Kur'an-ı Kerim ve Türkçe Meali Sayfa 329
82. Kendisi için denize dalan ve bundan başka işler yapan bazı şeytânları da emrine vermiştik. Biz onları onun emrinde tutuyorduk.
83. Eyyûb'u da an. O, Rabbine: "Bu dert bana dokundu, sen merhametlilerin en merhametlisisin!" diye du'â etmişti.
84. Biz de onun du'âsını kabul etmiş, kendisine bulaşan derdi kaldırmıştık; ona tarafımızdan bir rahmet ve ibâdet edenler için bir öğüt olarak âilesini ve onlarla beraber bir katını daha vermiştik.
85. İsmâ'il'i, İdris'i, Zu'l-Kifl'i de an; hepsi de sabredenlerdendi.
86. Onları rahmetimize soktuk, çünkü onlar Sâlihlerdendi.
87. Zünnûn'u (balık karnına girmiş olan Yûnus ibn Matta'yı) da an; zira (o, kavmine) kızarak gitmişti, bizim kendisine güç yetiremeyeceğimizi, (kavminin arasından çıkmakla kendisini kurtaracağını) sanmıştı. Nihâyet karanlıklar içinde (kalıp): "Senden başka tanrı yoktur. Senin şânın yücedir, ben zâlimlerden oldum!" diye yalvardı.
88. Biz de onun du'âsını kabul ettik ve onu tasadan kurtardık. İşte biz, inananları böyle kurtarırız.
89. Zekeriyyâ'yı da (an). Rabbine: "Rabbim, beni tek bırakma! Sen, vârislerin en iyisisin (her şeyim sana kalacaktır)" diye du'â etmişti.

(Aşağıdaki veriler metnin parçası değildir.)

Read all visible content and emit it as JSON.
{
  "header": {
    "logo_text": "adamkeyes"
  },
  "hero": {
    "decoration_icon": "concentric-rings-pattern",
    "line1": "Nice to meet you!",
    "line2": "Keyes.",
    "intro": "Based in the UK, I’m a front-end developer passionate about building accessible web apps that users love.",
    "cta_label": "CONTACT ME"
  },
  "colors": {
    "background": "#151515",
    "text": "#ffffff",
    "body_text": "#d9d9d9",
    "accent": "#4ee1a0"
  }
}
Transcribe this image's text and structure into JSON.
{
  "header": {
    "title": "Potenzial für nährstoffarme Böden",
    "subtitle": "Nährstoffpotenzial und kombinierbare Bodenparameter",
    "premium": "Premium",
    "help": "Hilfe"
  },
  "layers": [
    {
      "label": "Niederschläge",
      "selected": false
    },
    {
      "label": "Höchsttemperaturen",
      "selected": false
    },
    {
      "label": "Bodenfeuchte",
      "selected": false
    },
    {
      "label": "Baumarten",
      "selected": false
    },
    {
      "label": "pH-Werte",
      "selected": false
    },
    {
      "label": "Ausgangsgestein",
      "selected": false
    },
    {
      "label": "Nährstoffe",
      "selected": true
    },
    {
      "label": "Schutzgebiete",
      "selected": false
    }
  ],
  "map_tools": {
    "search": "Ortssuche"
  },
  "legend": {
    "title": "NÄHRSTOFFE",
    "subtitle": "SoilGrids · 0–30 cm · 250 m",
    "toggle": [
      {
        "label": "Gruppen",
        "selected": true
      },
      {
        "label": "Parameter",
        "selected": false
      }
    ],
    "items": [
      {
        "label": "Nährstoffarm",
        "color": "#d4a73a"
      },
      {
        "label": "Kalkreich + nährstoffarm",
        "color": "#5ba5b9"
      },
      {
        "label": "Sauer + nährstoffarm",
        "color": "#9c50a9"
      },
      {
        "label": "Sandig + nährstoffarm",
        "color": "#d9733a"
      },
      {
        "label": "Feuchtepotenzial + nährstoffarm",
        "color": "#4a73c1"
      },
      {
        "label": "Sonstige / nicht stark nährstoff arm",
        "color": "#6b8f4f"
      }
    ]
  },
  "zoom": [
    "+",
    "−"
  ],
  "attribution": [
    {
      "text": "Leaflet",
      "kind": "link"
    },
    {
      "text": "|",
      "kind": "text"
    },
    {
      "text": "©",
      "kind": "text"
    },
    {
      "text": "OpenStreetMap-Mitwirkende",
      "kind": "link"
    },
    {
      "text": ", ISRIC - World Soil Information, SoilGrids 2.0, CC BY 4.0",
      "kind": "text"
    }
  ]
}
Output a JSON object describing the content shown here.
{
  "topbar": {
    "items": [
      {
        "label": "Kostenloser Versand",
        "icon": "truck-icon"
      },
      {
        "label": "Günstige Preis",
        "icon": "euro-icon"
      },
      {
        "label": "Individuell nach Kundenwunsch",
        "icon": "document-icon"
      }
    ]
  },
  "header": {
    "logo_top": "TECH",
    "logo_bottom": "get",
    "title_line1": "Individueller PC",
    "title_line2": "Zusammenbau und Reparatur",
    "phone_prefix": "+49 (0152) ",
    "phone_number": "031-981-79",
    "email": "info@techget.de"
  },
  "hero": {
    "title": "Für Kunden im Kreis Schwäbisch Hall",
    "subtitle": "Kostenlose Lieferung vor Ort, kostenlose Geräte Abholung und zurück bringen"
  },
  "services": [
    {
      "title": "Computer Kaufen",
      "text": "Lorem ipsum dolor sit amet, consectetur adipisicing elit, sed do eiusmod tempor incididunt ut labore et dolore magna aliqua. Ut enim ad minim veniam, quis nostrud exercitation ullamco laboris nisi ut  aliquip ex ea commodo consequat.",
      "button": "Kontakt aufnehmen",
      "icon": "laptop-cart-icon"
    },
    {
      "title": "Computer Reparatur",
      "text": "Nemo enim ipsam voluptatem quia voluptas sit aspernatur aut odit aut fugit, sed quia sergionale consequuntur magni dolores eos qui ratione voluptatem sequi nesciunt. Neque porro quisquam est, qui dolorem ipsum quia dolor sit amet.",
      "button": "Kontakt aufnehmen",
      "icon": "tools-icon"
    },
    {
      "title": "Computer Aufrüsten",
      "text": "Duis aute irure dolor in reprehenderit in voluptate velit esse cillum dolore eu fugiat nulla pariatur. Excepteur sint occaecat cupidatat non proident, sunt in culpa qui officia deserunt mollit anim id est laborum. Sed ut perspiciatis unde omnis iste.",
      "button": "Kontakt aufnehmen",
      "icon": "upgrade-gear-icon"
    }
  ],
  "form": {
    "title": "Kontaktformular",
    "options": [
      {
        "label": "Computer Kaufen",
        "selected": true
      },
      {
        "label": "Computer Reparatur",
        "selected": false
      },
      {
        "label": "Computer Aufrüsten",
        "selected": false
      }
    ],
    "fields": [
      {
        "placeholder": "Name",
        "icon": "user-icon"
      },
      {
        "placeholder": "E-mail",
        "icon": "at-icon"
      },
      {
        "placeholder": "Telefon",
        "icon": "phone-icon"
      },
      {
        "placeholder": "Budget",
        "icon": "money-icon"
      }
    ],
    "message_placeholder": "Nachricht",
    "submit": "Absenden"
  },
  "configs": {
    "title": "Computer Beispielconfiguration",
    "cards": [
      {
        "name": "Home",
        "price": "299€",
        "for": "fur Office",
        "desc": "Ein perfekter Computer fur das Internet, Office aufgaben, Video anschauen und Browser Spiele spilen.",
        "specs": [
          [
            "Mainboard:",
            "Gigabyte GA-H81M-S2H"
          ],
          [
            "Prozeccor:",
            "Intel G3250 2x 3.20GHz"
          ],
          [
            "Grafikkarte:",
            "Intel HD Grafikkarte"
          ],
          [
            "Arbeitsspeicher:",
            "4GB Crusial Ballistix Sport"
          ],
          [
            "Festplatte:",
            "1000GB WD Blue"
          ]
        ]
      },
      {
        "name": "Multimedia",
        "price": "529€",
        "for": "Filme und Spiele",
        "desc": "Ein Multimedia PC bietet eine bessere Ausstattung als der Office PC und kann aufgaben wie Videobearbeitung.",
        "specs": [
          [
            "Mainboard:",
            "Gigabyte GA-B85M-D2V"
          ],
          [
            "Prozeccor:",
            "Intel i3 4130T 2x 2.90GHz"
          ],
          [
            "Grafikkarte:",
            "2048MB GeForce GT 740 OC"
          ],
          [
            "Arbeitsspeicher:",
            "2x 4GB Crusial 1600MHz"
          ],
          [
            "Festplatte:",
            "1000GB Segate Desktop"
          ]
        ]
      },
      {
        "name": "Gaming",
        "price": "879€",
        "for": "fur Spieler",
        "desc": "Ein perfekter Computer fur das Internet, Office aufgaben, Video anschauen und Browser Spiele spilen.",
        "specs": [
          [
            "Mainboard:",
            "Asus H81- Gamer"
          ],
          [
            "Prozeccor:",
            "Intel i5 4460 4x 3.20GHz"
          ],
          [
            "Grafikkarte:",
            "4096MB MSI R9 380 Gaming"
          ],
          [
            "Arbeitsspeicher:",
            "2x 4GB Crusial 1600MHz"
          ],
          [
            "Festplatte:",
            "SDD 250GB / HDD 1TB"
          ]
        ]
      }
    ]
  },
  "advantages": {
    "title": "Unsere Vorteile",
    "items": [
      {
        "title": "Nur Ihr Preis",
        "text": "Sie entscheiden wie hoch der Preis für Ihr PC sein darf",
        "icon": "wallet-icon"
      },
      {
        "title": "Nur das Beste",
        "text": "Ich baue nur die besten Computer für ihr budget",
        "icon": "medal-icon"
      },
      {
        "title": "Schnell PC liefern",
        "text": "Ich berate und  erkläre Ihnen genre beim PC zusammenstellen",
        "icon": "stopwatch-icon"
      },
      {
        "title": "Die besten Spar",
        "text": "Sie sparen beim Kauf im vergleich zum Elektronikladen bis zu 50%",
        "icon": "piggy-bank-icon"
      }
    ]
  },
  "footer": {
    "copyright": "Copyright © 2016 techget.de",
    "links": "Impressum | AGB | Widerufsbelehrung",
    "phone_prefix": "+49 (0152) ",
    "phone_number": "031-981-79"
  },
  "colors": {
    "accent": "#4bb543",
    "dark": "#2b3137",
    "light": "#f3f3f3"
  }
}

90. Onun du'âsını da kabul buyurduk ve ona Yahyâ'yı armağan ettik. Eşini de kendisi için ıslah ettik (çocuk doğurmağa elverişli bir hale getirdik). Gerçekten onlar hayır işlere koşarlar, umarak ve korkarak bize du'â ederlerdi ve bize derin saygı gösterirlerdi.